In light of the question of finite-time blowup versus global well-posedness of solutions to problems involving nonlinear partial differential equations, we provide several cautionary examples to indicate that modifications to the boundary conditions or to the nonlinearity of the equations can effect whether the equations develop finite-time singularities. In particular, we aim to underscore the idea that in analytical and computational investigations of the blow-up of the three-dimensional Euler and Navier–Stokes equations, the boundary conditions may need to be taken into greater account. We also examine a perturbation of the nonlinearity by dropping the advection term in the evolution of the derivative of the solutions to the viscous Burgers equation, which leads to the development of singularities not present in the original equation, and indicates that there is a regularizing mechanism in part of the nonlinearity. This simple analytical example corroborates recent computational observations in the singularity formation of fluid equations.

Introduction

A fundamental goal in the study of nonlinear initial boundary value problems involving partial differential equations is to determine whether solutions to a given equation develop a singularity in finite time.
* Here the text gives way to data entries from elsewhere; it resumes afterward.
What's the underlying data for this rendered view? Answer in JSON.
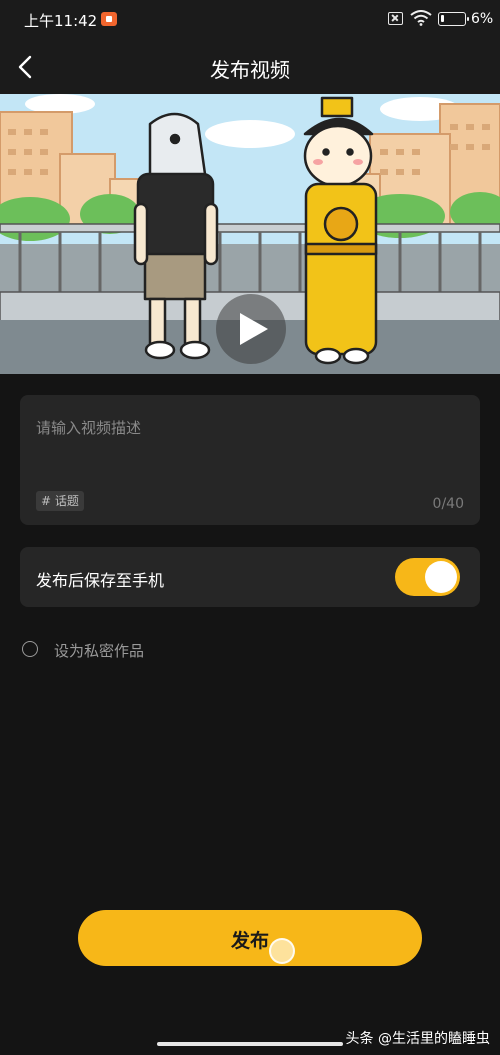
{
  "status_bar": {
    "time": "上午11:42",
    "battery_percent": "6%",
    "icons": [
      "screen-record-icon",
      "sim-no-service-icon",
      "wifi-icon",
      "battery-icon"
    ]
  },
  "header": {
    "back_icon": "chevron-left-icon",
    "title": "发布视频"
  },
  "video_preview": {
    "play_icon": "play-icon"
  },
  "description": {
    "placeholder": "请输入视频描述",
    "topic_tag": "# 话题",
    "char_count": "0/40"
  },
  "save_to_phone": {
    "label": "发布后保存至手机",
    "enabled": true
  },
  "private_option": {
    "label": "设为私密作品",
    "checked": false
  },
  "publish_button": {
    "label": "发布"
  },
  "watermark": "头条 @生活里的瞌睡虫",
  "colors": {
    "background": "#141414",
    "card": "#262626",
    "accent": "#f7b718",
    "muted_text": "#8a8a8a"
  }
}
Resolving the issue of finite-time blow-up is important, in part because it can have bearing on the physical relevance and validity of the underlying model. However, determining the answer to this question is notoriously difficult for a wide range of equations, the 3D Navier–Stokes and Euler equations for incompressible fluid flow being perhaps the most well-known examples. Given that attacking the question directly is so challenging, many researchers have looked for other routes. One route is to try to simplify or modify the boundary conditions in an attempt to gain evidence for or against the occurrence of finite-time blow-up. A second route is to modify the equations in some way, and to study the modified equations with the hope of gaining insight into the blow-up of solutions to the original equations.

In this paper, we will examine several case studies related to such approaches. A major aim of the present work is to provide examples that demonstrate that one must be extremely cautious in generalizing claims about the blow-up of problems studied in idealized settings to claims about the blow-up of the original problem.